Once upon a time, I found this question interesting.
Today I decided to play around with the text of that book.
I want to use the regular expression in this script. When I use the script on Cyrillic text, it wipes out all of the Cyrillic characters, leaving only punctuation and whitespace.
#!/usr/bin/env python3.2
# coding=UTF-8
import sys, re
for file in sys.argv[1:]:
f = open(file)
fs = f.read()
regexnl = re.compile('[^\s\w.,?!:;-]')
rstuff = regexnl.sub('', f)
f.close()
print(rstuff)
Something very similar has already been done in this answer.
Basically, I just want to be able to specify a set of characters that are not alphabetic, alphanumeric, or punctuation or whitespace.
This doesn't exactly answer your question, but the regex module has much much better unicode support than the built-in re module. e.g. regex supports the \p{Cyrillic} property and its negation \P{Cyrillic} (as well as a huge number of other unicode properties).
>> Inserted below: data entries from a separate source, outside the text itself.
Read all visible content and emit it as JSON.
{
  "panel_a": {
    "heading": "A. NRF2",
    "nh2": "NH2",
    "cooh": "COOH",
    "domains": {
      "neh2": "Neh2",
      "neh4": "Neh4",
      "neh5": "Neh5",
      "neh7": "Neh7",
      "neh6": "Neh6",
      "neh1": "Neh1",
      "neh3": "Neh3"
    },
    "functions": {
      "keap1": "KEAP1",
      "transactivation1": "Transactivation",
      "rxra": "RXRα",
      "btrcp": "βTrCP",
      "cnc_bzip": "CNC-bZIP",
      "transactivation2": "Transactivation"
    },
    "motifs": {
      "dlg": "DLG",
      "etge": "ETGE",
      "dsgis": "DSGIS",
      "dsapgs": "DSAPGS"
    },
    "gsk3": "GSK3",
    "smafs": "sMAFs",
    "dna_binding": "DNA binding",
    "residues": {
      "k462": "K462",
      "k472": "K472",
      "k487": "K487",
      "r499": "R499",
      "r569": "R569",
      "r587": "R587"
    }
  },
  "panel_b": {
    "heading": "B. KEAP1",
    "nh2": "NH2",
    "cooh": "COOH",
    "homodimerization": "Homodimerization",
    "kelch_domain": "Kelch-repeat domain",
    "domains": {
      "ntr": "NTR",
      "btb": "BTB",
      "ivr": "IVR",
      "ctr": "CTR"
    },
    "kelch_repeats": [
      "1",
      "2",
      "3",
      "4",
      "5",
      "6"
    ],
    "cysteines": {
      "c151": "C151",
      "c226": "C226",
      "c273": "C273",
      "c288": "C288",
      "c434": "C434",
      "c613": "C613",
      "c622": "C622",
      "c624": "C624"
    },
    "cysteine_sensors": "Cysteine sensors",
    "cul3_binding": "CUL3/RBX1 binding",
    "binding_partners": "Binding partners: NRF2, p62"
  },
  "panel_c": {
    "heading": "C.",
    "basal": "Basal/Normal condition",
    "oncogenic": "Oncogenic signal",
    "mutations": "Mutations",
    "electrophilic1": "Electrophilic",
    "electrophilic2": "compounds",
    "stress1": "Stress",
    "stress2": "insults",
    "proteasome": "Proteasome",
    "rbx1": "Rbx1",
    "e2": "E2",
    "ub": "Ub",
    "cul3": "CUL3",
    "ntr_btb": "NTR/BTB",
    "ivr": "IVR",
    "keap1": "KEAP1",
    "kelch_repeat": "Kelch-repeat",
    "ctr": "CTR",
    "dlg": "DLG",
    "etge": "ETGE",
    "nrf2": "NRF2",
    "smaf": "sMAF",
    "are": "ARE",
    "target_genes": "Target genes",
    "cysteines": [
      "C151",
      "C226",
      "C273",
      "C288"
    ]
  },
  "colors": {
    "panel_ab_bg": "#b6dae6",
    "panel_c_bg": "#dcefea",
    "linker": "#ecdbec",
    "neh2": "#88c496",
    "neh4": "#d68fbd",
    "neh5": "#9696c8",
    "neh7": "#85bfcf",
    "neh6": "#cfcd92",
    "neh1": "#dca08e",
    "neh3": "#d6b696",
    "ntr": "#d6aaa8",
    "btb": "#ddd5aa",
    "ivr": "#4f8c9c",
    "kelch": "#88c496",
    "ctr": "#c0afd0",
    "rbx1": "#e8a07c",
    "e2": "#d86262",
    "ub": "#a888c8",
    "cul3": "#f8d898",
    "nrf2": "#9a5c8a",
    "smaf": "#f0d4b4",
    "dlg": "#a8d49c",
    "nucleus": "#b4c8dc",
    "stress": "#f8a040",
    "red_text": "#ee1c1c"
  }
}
Also, it handles unicode case-insensitivity correctly.
You can specify the unicode range pretty easily: \u0400-\u0500. See also here.
Here's an example with some text from the Russian wikipedia, and also a sentence from the English wikipedia containing a single word in cyrillic.
#coding=utf-8
import re
ru = u"Владивосток находится на одной широте с Сочи, однако имеет среднегодовую температуру почти на 10 градусов ниже."
en = u"Vladivostok (Russian: Владивосток; IPA: [vlədʲɪvɐˈstok] ( listen); Chinese: 海參崴; pinyin: Hǎishēnwǎi) is a city and the administrative center of Primorsky Krai, Russia"
cyril1 = re.findall(u"[\u0400-\u0500]+", en)
cyril2 = re.findall(u"[\u0400-\u0500]+", ru)
for x in cyril1:
print x
for x in cyril2:
print x
output:
Владивосток
------
Владивосток
находится
на
одной
широте
с
Сочи
однако
имеет
среднегодовую
температуру
почти
на
градусов
ниже
Addition:
Two other ways that should also work, and in a bit less hackish fashion than specifying a unicode range:
re.findall("(?u)\w+", text) should match Cyrillic as well as Latin word characters.
re.findall("\w+", text, re.UNICODE) is equivalent
So, more specifically for your problem:
* re.compile('[^\s\w.,?!:;-], re.UNICODE') should do the trick.
See here (point 7)
For practical reasons I suggest using the exact Modern Russian subset of glyphs, instead of general Cyrillic. This is because Russian websites never use the full Cyrillic subset, which includes Belarusian, Ukrainian, Slavonic and Macedonian glyphs. For historical reasons I am keeping "u\0463".
//Basic Cyr Unicode range for use on Russian websites.
0401,0406,0410,0411,0412,0413,0414,0415,0416,0417,0418,0419,041A,041B,041C,041D,041E,041F,0420,0421,0422,0423,0424,0425,0426,0427,0428,0429,042A,042B,042C,042D,042E,042F,0430,0431,0432,0433,0434,0435,0436,0437,0438,0439,043A,043B,043C,043D,043E,043F,0440,0441,0442,0443,0444,0445,0446,0447,0448,0449,044A,044B,044C,044D,044E,044F,0451,0462,0463
Using this subset on a multilingual website will save you 60% of bandwidth, in comparison to using the original full range, and will increase page loading speed accordingly.